The model works. “Why should amazing, transformative theatre be confined to just one space or location?” asked Jacob Padrón, the Long Wharf Theatre’s artistic director, and Kit Ingui, its managing director, in an op-ed published in American Theatre. “Great theatre can be everywhere.” 

That’s a point worth stressing. There are no civic institutions today that are spared the reasonable demand that they work towards concrete goals and ambitions that benefit the public. Where do you stand? Who do you serve? The Long Wharf’s answer is clear. It aims to be proactively inclusive, bringing accessible and boundary-breaking theatre directly to its communities. The goal in this model is to open up a two-way street, so that the theatre can learn and be inspired by its audiences.

Jumping Into the Fight

Finally, it’s sometimes worth stepping into the fray—especially if it comes to you.

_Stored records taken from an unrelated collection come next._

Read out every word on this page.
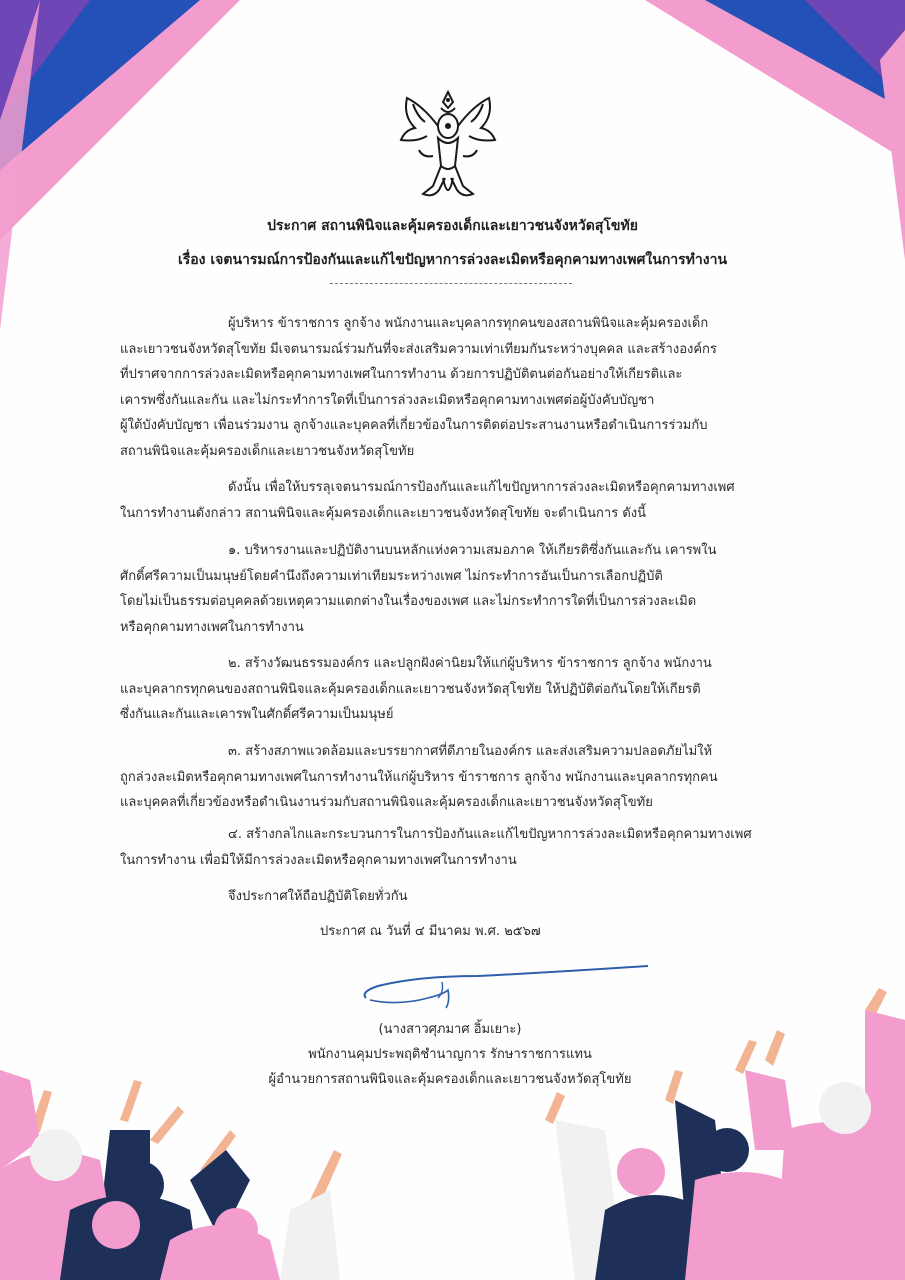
ประกาศ สถานพินิจและคุ้มครองเด็กและเยาวชนจังหวัดสุโขทัย
เรื่อง เจตนารมณ์การป้องกันและแก้ไขปัญหาการล่วงละเมิดหรือคุกคามทางเพศในการทำงาน
ผู้บริหาร ข้าราชการ ลูกจ้าง พนักงานและบุคลากรทุกคนของสถานพินิจและคุ้มครองเด็ก
และเยาวชนจังหวัดสุโขทัย มีเจตนารมณ์ร่วมกันที่จะส่งเสริมความเท่าเทียมกันระหว่างบุคคล และสร้างองค์กร
ที่ปราศจากการล่วงละเมิดหรือคุกคามทางเพศในการทำงาน ด้วยการปฏิบัติตนต่อกันอย่างให้เกียรติและ
เคารพซึ่งกันและกัน และไม่กระทำการใดที่เป็นการล่วงละเมิดหรือคุกคามทางเพศต่อผู้บังคับบัญชา
ผู้ใต้บังคับบัญชา เพื่อนร่วมงาน ลูกจ้างและบุคคลที่เกี่ยวข้องในการติดต่อประสานงานหรือดำเนินการร่วมกับ
สถานพินิจและคุ้มครองเด็กและเยาวชนจังหวัดสุโขทัย
ดังนั้น เพื่อให้บรรลุเจตนารมณ์การป้องกันและแก้ไขปัญหาการล่วงละเมิดหรือคุกคามทางเพศ
ในการทำงานดังกล่าว สถานพินิจและคุ้มครองเด็กและเยาวชนจังหวัดสุโขทัย จะดำเนินการ ดังนี้
๑. บริหารงานและปฏิบัติงานบนหลักแห่งความเสมอภาค ให้เกียรติซึ่งกันและกัน เคารพใน
ศักดิ์ศรีความเป็นมนุษย์โดยคำนึงถึงความเท่าเทียมระหว่างเพศ ไม่กระทำการอันเป็นการเลือกปฏิบัติ
โดยไม่เป็นธรรมต่อบุคคลด้วยเหตุความแตกต่างในเรื่องของเพศ และไม่กระทำการใดที่เป็นการล่วงละเมิด
หรือคุกคามทางเพศในการทำงาน
๒. สร้างวัฒนธรรมองค์กร และปลูกฝังค่านิยมให้แก่ผู้บริหาร ข้าราชการ ลูกจ้าง พนักงาน
และบุคลากรทุกคนของสถานพินิจและคุ้มครองเด็กและเยาวชนจังหวัดสุโขทัย ให้ปฏิบัติต่อกันโดยให้เกียรติ
ซึ่งกันและกันและเคารพในศักดิ์ศรีความเป็นมนุษย์
๓. สร้างสภาพแวดล้อมและบรรยากาศที่ดีภายในองค์กร และส่งเสริมความปลอดภัยไม่ให้
ถูกล่วงละเมิดหรือคุกคามทางเพศในการทำงานให้แก่ผู้บริหาร ข้าราชการ ลูกจ้าง พนักงานและบุคลากรทุกคน
และบุคคลที่เกี่ยวข้องหรือดำเนินงานร่วมกับสถานพินิจและคุ้มครองเด็กและเยาวชนจังหวัดสุโขทัย
๔. สร้างกลไกและกระบวนการในการป้องกันและแก้ไขปัญหาการล่วงละเมิดหรือคุกคามทางเพศ
ในการทำงาน เพื่อมิให้มีการล่วงละเมิดหรือคุกคามทางเพศในการทำงาน
จึงประกาศให้ถือปฏิบัติโดยทั่วกัน
ประกาศ ณ วันที่ ๔ มีนาคม พ.ศ. ๒๕๖๗
(นางสาวศุภมาศ อิ้มเยาะ)
พนักงานคุมประพฤติชำนาญการ รักษาราชการแทน
ผู้อำนวยการสถานพินิจและคุ้มครองเด็กและเยาวชนจังหวัดสุโขทัย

In February, as the Zimmerli Art Museum at Rutgers University prepared a landmark exhibition dedicated to the dissident Soviet artists Komar and Melamid, a pitched battle erupted as fallout from the war in Ukraine. Waged by a small but vocal group, the fight coalesced around a key question: should arts institutions devote any energy to Russian culture with the war raging in the background? Wasn’t it insensitive at best?

The problem, as Zimmerli director Maura Reilly argued in an op-ed published in The Art Newspaper, is that nothing is so simple. For one, what do you do with Komar and Melamid, who made their name as a duo in New York in the 1990s after fleeing Soviet oppression? “They’ve spent more than half their lives in the U.S. What does this make them? Russian? Soviet? American? Komar’s father was Ukrainian. What does this mean in our calculus?”

What I love most about this piece is how seriously Reilly took her critics. She met them exactly where they were, addressed their claims head on and—very importantly—conceded major points to find common ground with Putin’s enemies. But the op-ed doesn’t shy away from the fight; it complicates it in the most productive way.

But That’s Not All…

Of course, there are lots of other ways to write an op-ed. Depending on the topic and the author’s perspective, sometimes it’s best to advise on a particular issue. In other cases, it’s advisable to raise a pointed question. And in those rare instances where a straight polemic is best, there’s no better way to make a point than planting a flag in the ground. The circumstances will change in each situation, but the point remains the same: sometimes it’s best to make a direct appeal.